Probabilmente qualunque forma di creatività è personale, sia che tu scelga una voce soggettiva o no. Alcuni creatori si proteggono nascondendosi. Io credo che questo sia un ritratto di me abbastanza esposto: mi sono lanciata e ho cercato di non giudicarmi. Anche perché, amando le espressioni che esprimono la vulnerabilità delle persone, le ho cercate. È un lavoro ininterrotto ricordarsi di essere vulnerabili.

I disegni di Gabrielle sono anche un modo per rivelarla a se stessa?

Sì. Li ho pensati come un sottotesto al personaggio e come una via per farle riattraversare la sua storia sessuale poi confluita nel libro. Se siamo onesti con noi stessi, possiamo imparare tanto dalla nostra biografia sessuale, non rintanandoci nel passato, ma aprendoci alla nostra complessità e alla pazienza …

Come hai lavorato con l’operatore per trasmettere l’estemporaneità del disegno?
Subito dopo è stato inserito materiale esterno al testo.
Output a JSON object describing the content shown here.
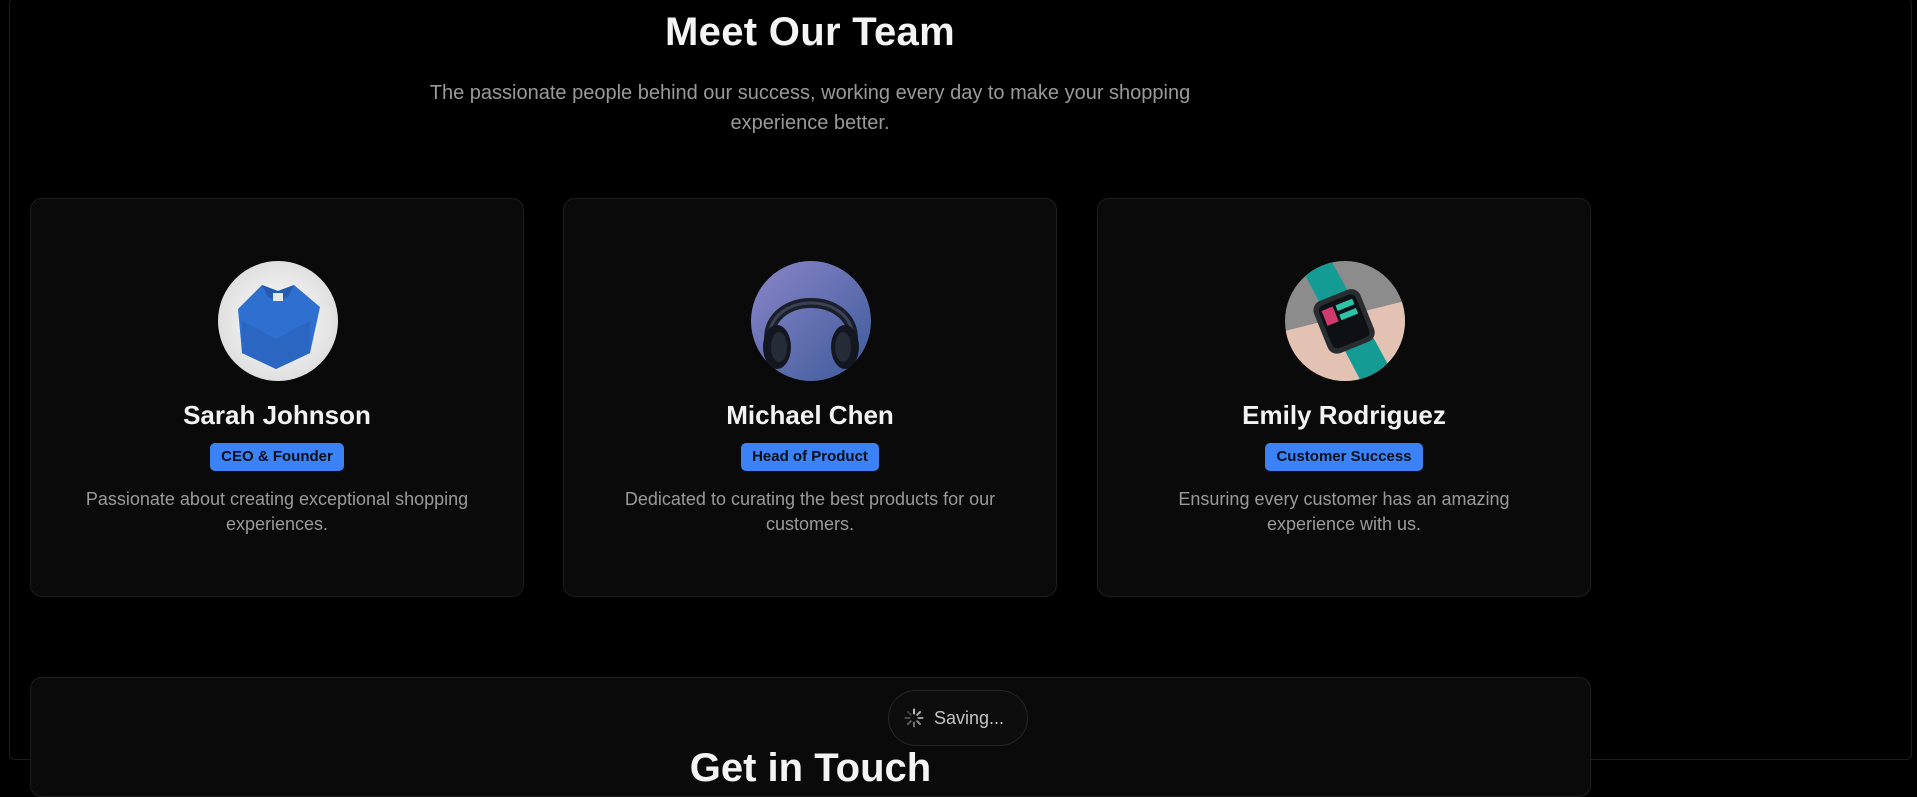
{
  "team": {
    "title": "Meet Our Team",
    "subtitle": "The passionate people behind our success, working every day to make your shopping experience better.",
    "members": [
      {
        "name": "Sarah Johnson",
        "role": "CEO & Founder",
        "bio": "Passionate about creating exceptional shopping experiences.",
        "photo_icon": "blue-tshirt-photo",
        "badge_color": "#3b82f6"
      },
      {
        "name": "Michael Chen",
        "role": "Head of Product",
        "bio": "Dedicated to curating the best products for our customers.",
        "photo_icon": "headphones-photo",
        "badge_color": "#3b82f6"
      },
      {
        "name": "Emily Rodriguez",
        "role": "Customer Success",
        "bio": "Ensuring every customer has an amazing experience with us.",
        "photo_icon": "smartwatch-photo",
        "badge_color": "#3b82f6"
      }
    ]
  },
  "next_section": {
    "title": "Get in Touch"
  },
  "status": {
    "saving_label": "Saving...",
    "icon": "spinner-icon"
  },
  "colors": {
    "background": "#000000",
    "card": "#0a0a0a",
    "accent": "#3b82f6",
    "muted_text": "#9a9a9a"
  }
}
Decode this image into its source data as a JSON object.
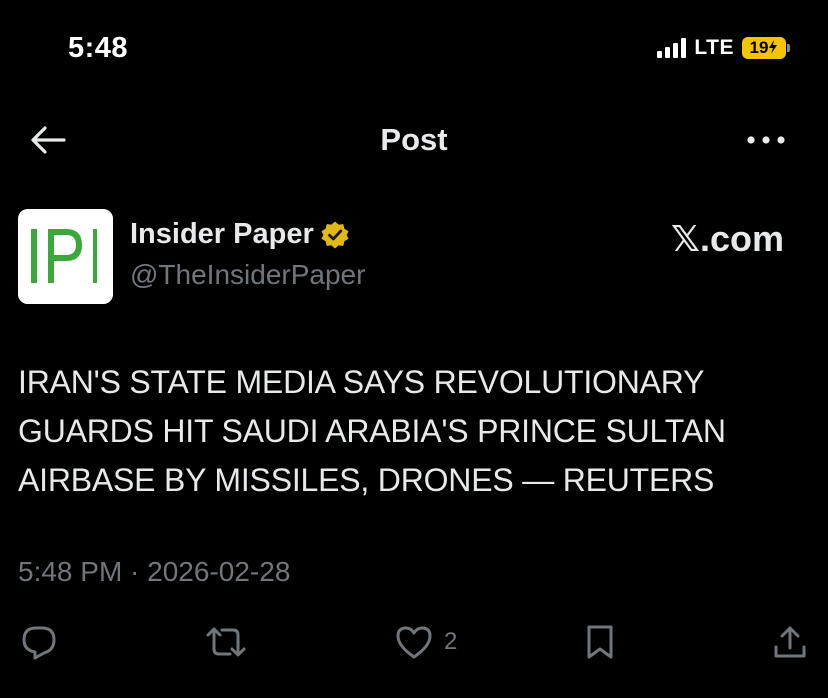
{
  "status_bar": {
    "time": "5:48",
    "network": "LTE",
    "battery_level": "19",
    "battery_charging": true,
    "battery_color": "#f5c400"
  },
  "header": {
    "title": "Post",
    "back_icon": "arrow-left-icon",
    "more_icon": "more-horizontal-icon"
  },
  "author": {
    "avatar_text": "IP",
    "name": "Insider Paper",
    "verified_icon": "gold-verified-badge-icon",
    "handle": "@TheInsiderPaper",
    "watermark": "𝕏.com"
  },
  "post": {
    "lines": [
      "IRAN'S STATE MEDIA SAYS REVOLUTIONARY",
      "GUARDS HIT SAUDI ARABIA'S PRINCE SULTAN",
      "AIRBASE BY MISSILES, DRONES — REUTERS"
    ],
    "timestamp": "5:48 PM · 2026-02-28"
  },
  "actions": {
    "reply_icon": "reply-icon",
    "repost_icon": "repost-icon",
    "like_icon": "heart-icon",
    "like_count": "2",
    "bookmark_icon": "bookmark-icon",
    "share_icon": "share-icon"
  },
  "colors": {
    "background": "#000000",
    "text_primary": "#e7e9ea",
    "text_secondary": "#71767b",
    "avatar_green": "#3aa83a",
    "verified_gold": "#e2b719"
  }
}
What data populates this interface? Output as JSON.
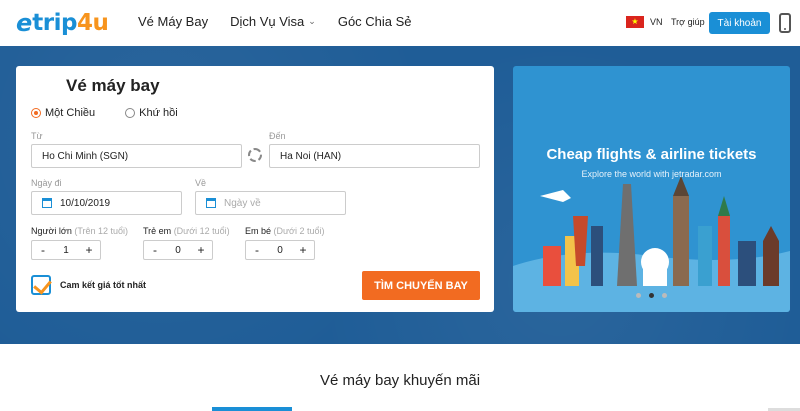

In modo spontaneo. A un certo punto però, per essere sicuri che la penna e il pennello (usa anche l’acquarello, ndr), fossero all’interno dell’inquadratura, abbiamo dovuto coordinarci come in una coreografia. Poi al montaggio ho cercato i disegni che meglio esprimevano il flusso del film. Volevo far rivivere la gioia che si prova guardando la penna muoversi sulla carta, come durante i miei show di disegno dal vivo.

Il personaggio dello scrittore ha così tante valenze (da me riscontrate …), come un totem!

Nella mia testa ho dialogato con uomini come questo per tutta la vita. Uomini che scrivono i libri in cui ero solita immergermi da bambina. Fortemente maschili, eterosessuali, ingombranti, sebbene sotterraneamente in lotta con la loro vulnerabilità: nemmeno lontanamente mettono in discussione il fatto di essere adorati dalla moglie e che la loro opinione sia presa sul serio. Potere maschile, diritto maschile, sicurezza in sé degli uomini: tutte queste cose mi indignano e mi affascinano.

Come avete modellato il personaggio con Allan Corduner che lo interpreta?

Allan è stato brillante e generoso. Sebbene sia distante da lui nella vita reale, conosce questa tipologia di uomo. È stata una gioia esplorare insieme la mascolinità.

In una intervista affermi che è più facile che i produttori affidino un film che narra amori lesbici a un uomo anziché a una regista.

Sarà un pregiudizio inconscio? Accade quando, contro la volontà del pubblico, un produttore continua ad attribuire maggior peso a un regista. D’altro canto, un uomo dirà di saper fare quando non sa fare e una donna dirà di non saper fare quando invece sa. Ci vorrà tempo perché ci siano svolte significative in questo senso, specie nell’ambito delle arti liberali, per assurdo ancora conservatrici.

Nel film, come Orlando di Woolf, ti immedesimi in diversi modi di sentire la sessualità. È anche un modo per andare oltre le chiusure che appesantiscono perfino un certo “gender cinema”?

Amerei riuscirci. Il film cerca di esplorare l’uomo dentro di me. Credo che tutti possiamo ricercare la fluidità di genere in noi. Altrimenti è così fossilizzante. Cosa accadrebbe se invece volessimo costantemente giocare in modo da essere liberi di esprimere differenti parti di noi stessi senza dover prendere una decisione? Allora potremmo mantenere quella naturale duttilità che avevamo da bambini, prima di essere repressi dal contesto.